Abbreviation: CGH, Comparative Genomic Hybridization.

In a single experiment, array CGH provided insights into the extent of duplication, gene content, and mosaic ratio. The probes showed a 34 Mb gain from the probe in position 230,421 (hg19 map, 12p13.33) to the probe in position 34,345,585 (12p11.1), indicating that the entire p arm is present in i(12p), as shown in Fig. 1A. In addition, both ING4 and CHD4 are included in this region. The mean log2 ratio of the 12p probes (0.634) provides some indication regarding the percentage of tetrasomic cells. We next plotted the expected fluorescent value according to the mosaic ratio (Fig. 1A and 1B); in this case, it is predicted that 50–60% of the cells contain i(12p). To validate this result, we performed a FISH test on buccal mucosa nuclei, using a commercial probe (LSI ETV6(TEL)/RUNX1(AML1) probe; Abbott, Abbott Park, IL, USA). Four signals were detected in 46/100 nuclei scored, whereas, as expected, the control probe showed only two signals, confirming the presence of four copies of ETV6 (Fig. 2).

Fig. 2

FISH analysis of patient buccal mucosa nuclei. FISH analysis revealed four copies of ETV6 (green) on 12p13 and two copies of RUNX1 (21q22; red signals).
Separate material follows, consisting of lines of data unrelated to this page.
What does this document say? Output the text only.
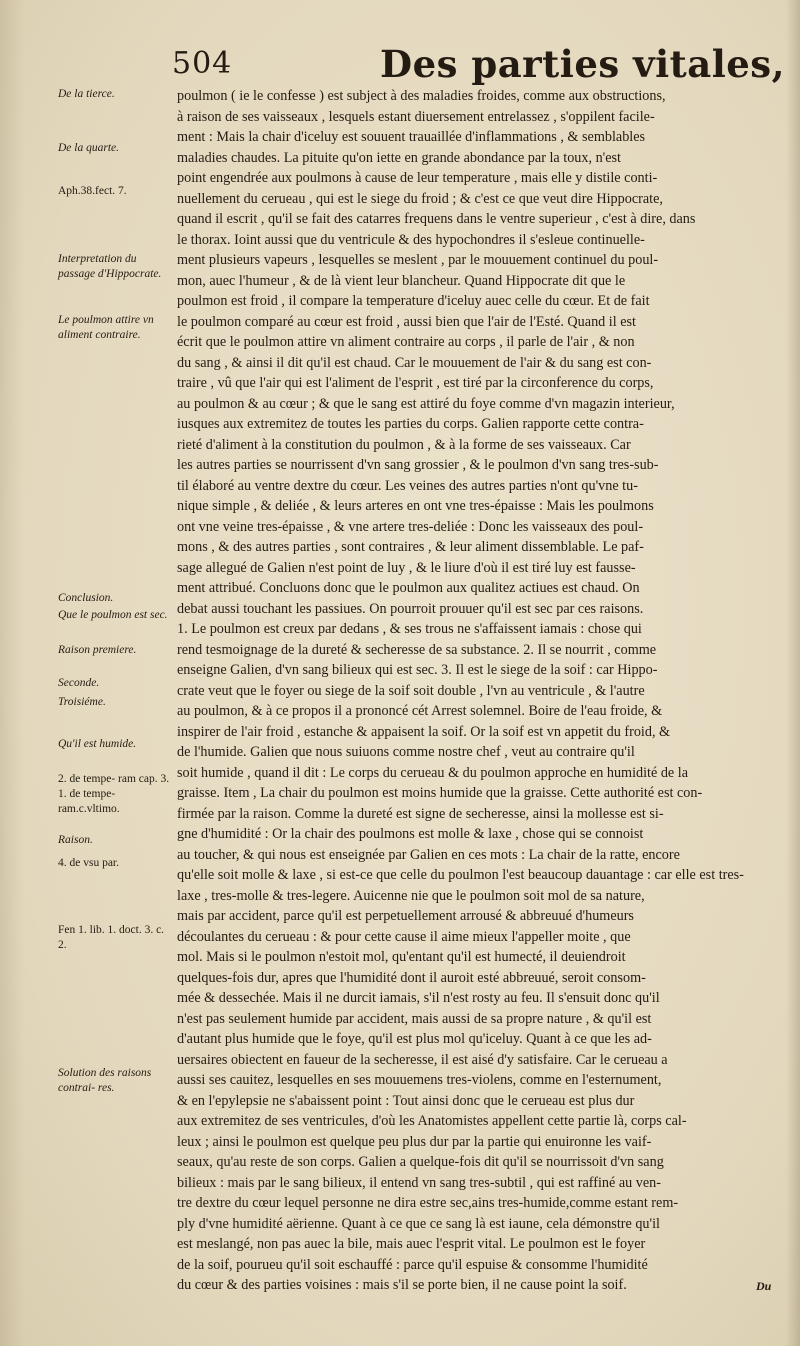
504	Des parties vitales,
De la tierce.
De la quarte.
Aph.38.fect. 7.
Interpretation du passage d'Hippocrate.
Le poulmon attire vn aliment contraire.
Conclusion.
Que le poulmon est sec.
Raison premiere.
Seconde.
Troisiéme.
Qu'il est humide.
2. de tempe- ram cap. 3. 1. de tempe- ram.c.vltimo.
Raison.
4. de vsu par.
Fen 1. lib. 1. doct. 3. c. 2.
Solution des raisons contrai- res.
poulmon ( ie le confesse ) est subject à des maladies froides, comme aux obstructions,
à raison de ses vaisseaux , lesquels estant diuersement entrelassez , s'oppilent facile-
ment : Mais la chair d'iceluy est souuent trauaillée d'inflammations , & semblables
maladies chaudes. La pituite qu'on iette en grande abondance par la toux, n'est
point engendrée aux poulmons à cause de leur temperature , mais elle y distile conti-
nuellement du cerueau , qui est le siege du froid ; & c'est ce que veut dire Hippocrate,
quand il escrit , qu'il se fait des catarres frequens dans le ventre superieur , c'est à dire, dans
le thorax. Ioint aussi que du ventricule & des hypochondres il s'esleue continuelle-
ment plusieurs vapeurs , lesquelles se meslent , par le mouuement continuel du poul-
mon, auec l'humeur , & de là vient leur blancheur. Quand Hippocrate dit que le
poulmon est froid , il compare la temperature d'iceluy auec celle du cœur. Et de fait
le poulmon comparé au cœur est froid , aussi bien que l'air de l'Esté. Quand il est
écrit que le poulmon attire vn aliment contraire au corps , il parle de l'air , & non
du sang , & ainsi il dit qu'il est chaud. Car le mouuement de l'air & du sang est con-
traire , vû que l'air qui est l'aliment de l'esprit , est tiré par la circonference du corps,
au poulmon & au cœur ; & que le sang est attiré du foye comme d'vn magazin interieur,
iusques aux extremitez de toutes les parties du corps. Galien rapporte cette contra-
rieté d'aliment à la constitution du poulmon , & à la forme de ses vaisseaux. Car
les autres parties se nourrissent d'vn sang grossier , & le poulmon d'vn sang tres-sub-
til élaboré au ventre dextre du cœur. Les veines des autres parties n'ont qu'vne tu-
nique simple , & deliée , & leurs arteres en ont vne tres-épaisse : Mais les poulmons
ont vne veine tres-épaisse , & vne artere tres-deliée : Donc les vaisseaux des poul-
mons , & des autres parties , sont contraires , & leur aliment dissemblable. Le paf-
sage allegué de Galien n'est point de luy , & le liure d'où il est tiré luy est fausse-
ment attribué. Concluons donc que le poulmon aux qualitez actiues est chaud. On
debat aussi touchant les passiues. On pourroit prouuer qu'il est sec par ces raisons.
1. Le poulmon est creux par dedans , & ses trous ne s'affaissent iamais : chose qui
rend tesmoignage de la dureté & secheresse de sa substance. 2. Il se nourrit , comme
enseigne Galien, d'vn sang bilieux qui est sec. 3. Il est le siege de la soif : car Hippo-
crate veut que le foyer ou siege de la soif soit double , l'vn au ventricule , & l'autre
au poulmon, & à ce propos il a prononcé cét Arrest solemnel. Boire de l'eau froide, &
inspirer de l'air froid , estanche & appaisent la soif. Or la soif est vn appetit du froid, &
de l'humide. Galien que nous suiuons comme nostre chef , veut au contraire qu'il
soit humide , quand il dit : Le corps du cerueau & du poulmon approche en humidité de la
graisse. Item , La chair du poulmon est moins humide que la graisse. Cette authorité est con-
firmée par la raison. Comme la dureté est signe de secheresse, ainsi la mollesse est si-
gne d'humidité : Or la chair des poulmons est molle & laxe , chose qui se connoist
au toucher, & qui nous est enseignée par Galien en ces mots : La chair de la ratte, encore
qu'elle soit molle & laxe , si est-ce que celle du poulmon l'est beaucoup dauantage : car elle est tres-
laxe , tres-molle & tres-legere. Auicenne nie que le poulmon soit mol de sa nature,
mais par accident, parce qu'il est perpetuellement arrousé & abbreuué d'humeurs
découlantes du cerueau : & pour cette cause il aime mieux l'appeller moite , que
mol. Mais si le poulmon n'estoit mol, qu'entant qu'il est humecté, il deuiendroit
quelques-fois dur, apres que l'humidité dont il auroit esté abbreuué, seroit consom-
mée & dessechée. Mais il ne durcit iamais, s'il n'est rosty au feu. Il s'ensuit donc qu'il
n'est pas seulement humide par accident, mais aussi de sa propre nature , & qu'il est
d'autant plus humide que le foye, qu'il est plus mol qu'iceluy. Quant à ce que les ad-
uersaires obiectent en faueur de la secheresse, il est aisé d'y satisfaire. Car le cerueau a
aussi ses cauitez, lesquelles en ses mouuemens tres-violens, comme en l'esternument,
& en l'epylepsie ne s'abaissent point : Tout ainsi donc que le cerueau est plus dur
aux extremitez de ses ventricules, d'où les Anatomistes appellent cette partie là, corps cal-
leux ; ainsi le poulmon est quelque peu plus dur par la partie qui enuironne les vaif-
seaux, qu'au reste de son corps. Galien a quelque-fois dit qu'il se nourrissoit d'vn sang
bilieux : mais par le sang bilieux, il entend vn sang tres-subtil , qui est raffiné au ven-
tre dextre du cœur lequel personne ne dira estre sec,ains tres-humide,comme estant rem-
ply d'vne humidité aërienne. Quant à ce que ce sang là est iaune, cela démonstre qu'il
est meslangé, non pas auec la bile, mais auec l'esprit vital. Le poulmon est le foyer
de la soif, pourueu qu'il soit eschauffé : parce qu'il espuise & consomme l'humidité
du cœur & des parties voisines : mais s'il se porte bien, il ne cause point la soif.	Du
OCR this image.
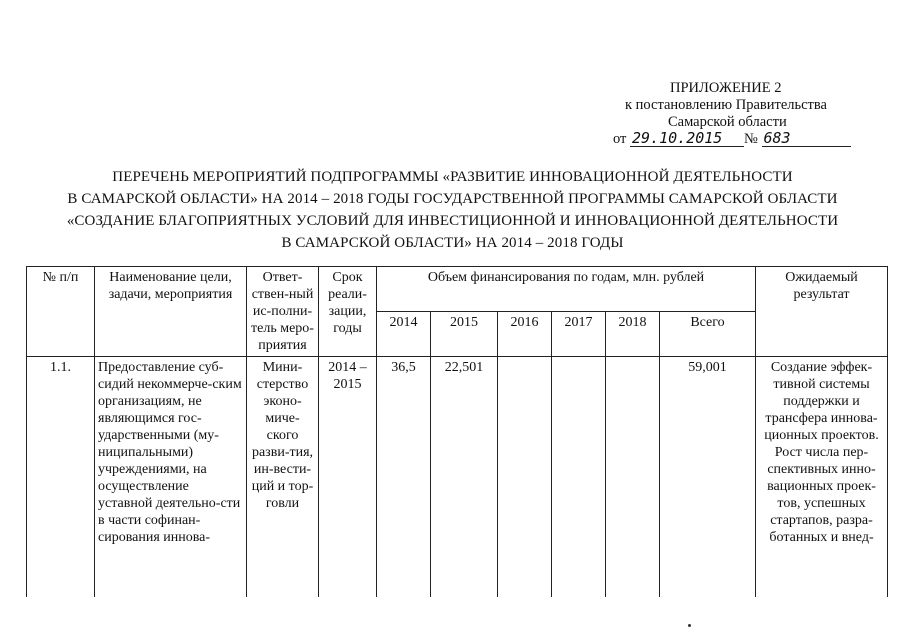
ПРИЛОЖЕНИЕ 2
к постановлению Правительства
Самарской области
от 29.10.2015 № 683
ПЕРЕЧЕНЬ МЕРОПРИЯТИЙ ПОДПРОГРАММЫ «РАЗВИТИЕ ИННОВАЦИОННОЙ ДЕЯТЕЛЬНОСТИ
В САМАРСКОЙ ОБЛАСТИ» НА 2014 – 2018 ГОДЫ ГОСУДАРСТВЕННОЙ ПРОГРАММЫ САМАРСКОЙ ОБЛАСТИ
«СОЗДАНИЕ БЛАГОПРИЯТНЫХ УСЛОВИЙ ДЛЯ ИНВЕСТИЦИОННОЙ И ИННОВАЦИОННОЙ ДЕЯТЕЛЬНОСТИ
В САМАРСКОЙ ОБЛАСТИ» НА 2014 – 2018 ГОДЫ
№ п/п	Наименование цели, задачи, мероприятия	Ответ-ствен-ный ис-полни-тель меро-приятия	Срок реали-зации, годы	Объем финансирования по годам, млн. рублей						Ожидаемый результат
				2014	2015	2016	2017	2018	Всего	
1.1.	Предоставление суб-сидий некоммерче-ским организациям, не являющимся гос-ударственными (му-ниципальными) учреждениями, на осуществление уставной деятельно-сти в части софинан-сирования иннова-	Мини-стерство эконо-миче-ского разви-тия, ин-вести-ций и тор-говли	2014 – 2015	36,5	22,501				59,001	Создание эффек-тивной системы поддержки и трансфера иннова-ционных проектов. Рост числа пер-спективных инно-вационных проек-тов, успешных стартапов, разра-ботанных и внед-
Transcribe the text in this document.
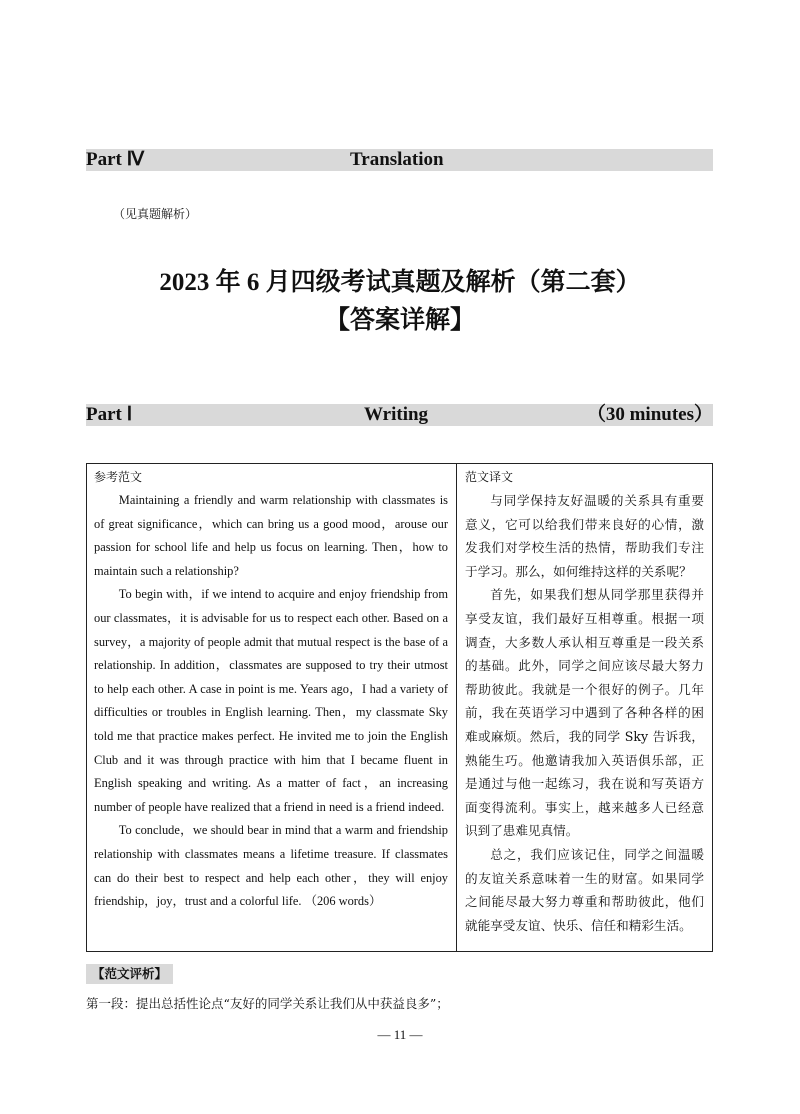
Part Ⅳ	Translation
（见真题解析）
2023 年 6 月四级考试真题及解析（第二套）
【答案详解】
Part Ⅰ	Writing	（30 minutes）
参考范文

Maintaining a friendly and warm relationship with classmates is of great significance，which can bring us a good mood，arouse our passion for school life and help us focus on learning. Then，how to maintain such a relationship?

To begin with，if we intend to acquire and enjoy friendship from our classmates，it is advisable for us to respect each other. Based on a survey，a majority of people admit that mutual respect is the base of a relationship. In addition，classmates are supposed to try their utmost to help each other. A case in point is me. Years ago，I had a variety of difficulties or troubles in English learning. Then，my classmate Sky told me that practice makes perfect. He invited me to join the English Club and it was through practice with him that I became fluent in English speaking and writing. As a matter of fact，an increasing number of people have realized that a friend in need is a friend indeed.

To conclude，we should bear in mind that a warm and friendship relationship with classmates means a lifetime treasure. If classmates can do their best to respect and help each other，they will enjoy friendship，joy，trust and a colorful life. （206 words）

范文译文

与同学保持友好温暖的关系具有重要意义，它可以给我们带来良好的心情，激发我们对学校生活的热情，帮助我们专注于学习。那么，如何维持这样的关系呢？

首先，如果我们想从同学那里获得并享受友谊，我们最好互相尊重。根据一项调查，大多数人承认相互尊重是一段关系的基础。此外，同学之间应该尽最大努力帮助彼此。我就是一个很好的例子。几年前，我在英语学习中遇到了各种各样的困难或麻烦。然后，我的同学 Sky 告诉我，熟能生巧。他邀请我加入英语俱乐部，正是通过与他一起练习，我在说和写英语方面变得流利。事实上，越来越多人已经意识到了患难见真情。

总之，我们应该记住，同学之间温暖的友谊关系意味着一生的财富。如果同学之间能尽最大努力尊重和帮助彼此，他们就能享受友谊、快乐、信任和精彩生活。

【范文评析】
第一段：提出总括性论点“友好的同学关系让我们从中获益良多”；
— 11 —
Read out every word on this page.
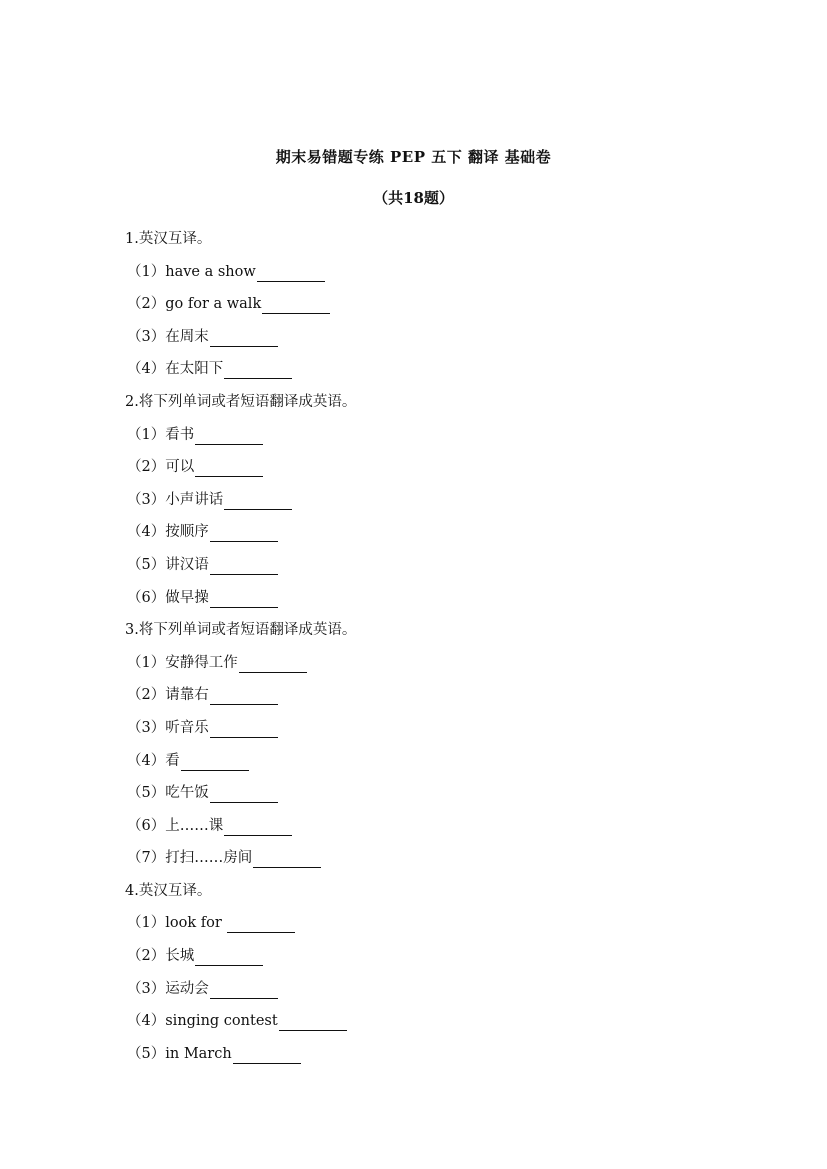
期末易错题专练 PEP 五下 翻译 基础卷
（共18题）
1.英汉互译。
（1）have a show
（2）go for a walk
（3）在周末
（4）在太阳下
2.将下列单词或者短语翻译成英语。
（1）看书
（2）可以
（3）小声讲话
（4）按顺序
（5）讲汉语
（6）做早操
3.将下列单词或者短语翻译成英语。
（1）安静得工作
（2）请靠右
（3）听音乐
（4）看
（5）吃午饭
（6）上……课
（7）打扫……房间
4.英汉互译。
（1）look for
（2）长城
（3）运动会
（4）singing contest
（5）in March
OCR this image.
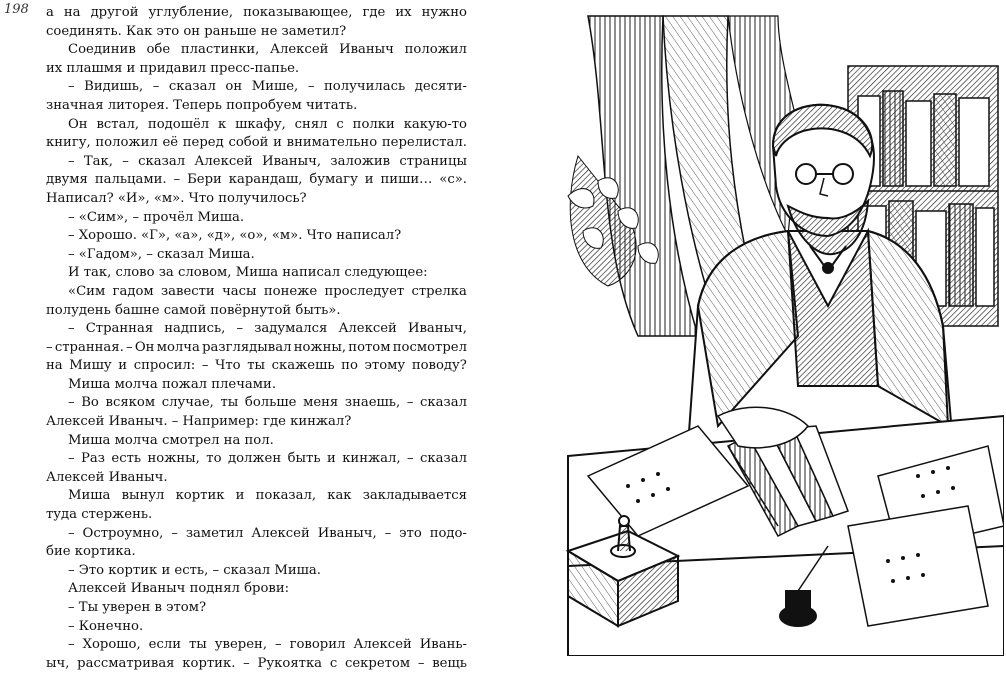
198 а на другой углубление, показывающее, где их нужно
соединять. Как это он раньше не заметил?
Соединив обе пластинки, Алексей Иваныч положил
их плашмя и придавил пресс-папье.
– Видишь, – сказал он Мише, – получилась десяти-
значная литорея. Теперь попробуем читать.
Он встал, подошёл к шкафу, снял с полки какую-то
книгу, положил её перед собой и внимательно перелистал.
– Так, – сказал Алексей Иваныч, заложив страницы
двумя пальцами. – Бери карандаш, бумагу и пиши… «с».
Написал? «И», «м». Что получилось?
– «Сим», – прочёл Миша.
– Хорошо. «Г», «а», «д», «о», «м». Что написал?
– «Гадом», – сказал Миша.
И так, слово за словом, Миша написал следующее:
«Сим гадом завести часы понеже проследует стрелка
полудень башне самой повёрнутой быть».
– Странная надпись, – задумался Алексей Иваныч,
– странная. – Он молча разглядывал ножны, потом посмотрел
на Мишу и спросил: – Что ты скажешь по этому поводу?
Миша молча пожал плечами.
– Во всяком случае, ты больше меня знаешь, – сказал
Алексей Иваныч. – Например: где кинжал?
Миша молча смотрел на пол.
– Раз есть ножны, то должен быть и кинжал, – сказал
Алексей Иваныч.
Миша вынул кортик и показал, как закладывается
туда стержень.
– Остроумно, – заметил Алексей Иваныч, – это подо-
бие кортика.
– Это кортик и есть, – сказал Миша.
Алексей Иваныч поднял брови:
– Ты уверен в этом?
– Конечно.
– Хорошо, если ты уверен, – говорил Алексей Ивань-
ыч, рассматривая кортик. – Рукоятка с секретом – вещь
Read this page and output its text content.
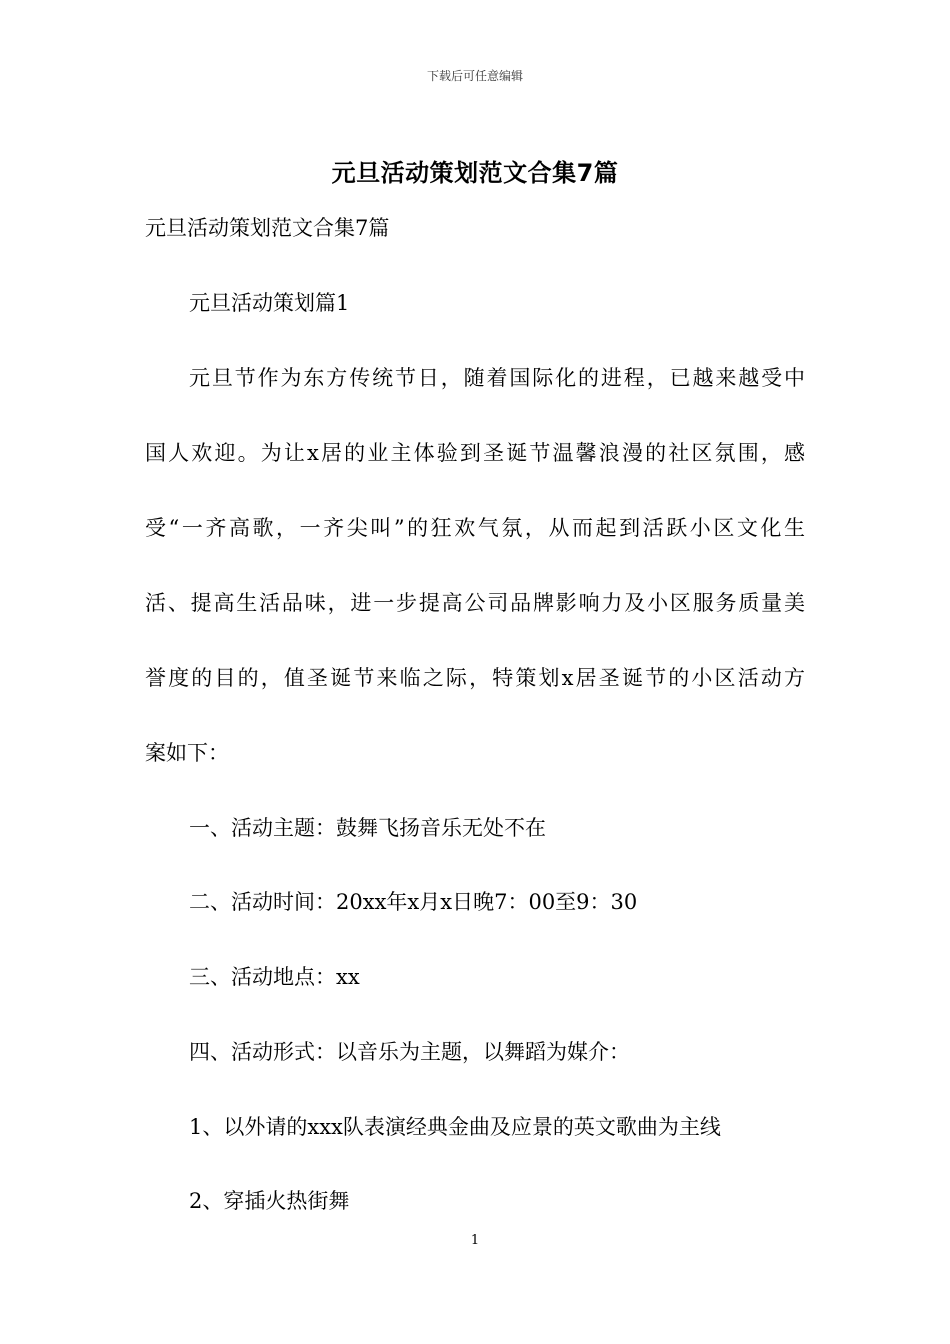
下载后可任意编辑
元旦活动策划范文合集7篇
元旦活动策划范文合集7篇
元旦活动策划篇1
元旦节作为东方传统节日，随着国际化的进程，已越来越受中
国人欢迎。为让x居的业主体验到圣诞节温馨浪漫的社区氛围，感
受“一齐高歌，一齐尖叫”的狂欢气氛，从而起到活跃小区文化生
活、提高生活品味，进一步提高公司品牌影响力及小区服务质量美
誉度的目的，值圣诞节来临之际，特策划x居圣诞节的小区活动方
案如下：
一、活动主题：鼓舞飞扬音乐无处不在
二、活动时间：20xx年x月x日晚7：00至9：30
三、活动地点：xx
四、活动形式：以音乐为主题，以舞蹈为媒介：
1、以外请的xxx队表演经典金曲及应景的英文歌曲为主线
2、穿插火热街舞
1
In conclusion, although this is a single case and analyses of additional patients are needed, we have shown that array CGH performed on buccal swab DNA is an easy and sensitive technique for detecting i(12p) that can be used as an initial test to diagnose PKS. Array CGH has many advantages over other techniques such as FISH or droplet PCR [9]. A single experiment provides not only an indication of the mosaic ratio but also precise information regarding the genetic composition of the isochromosome.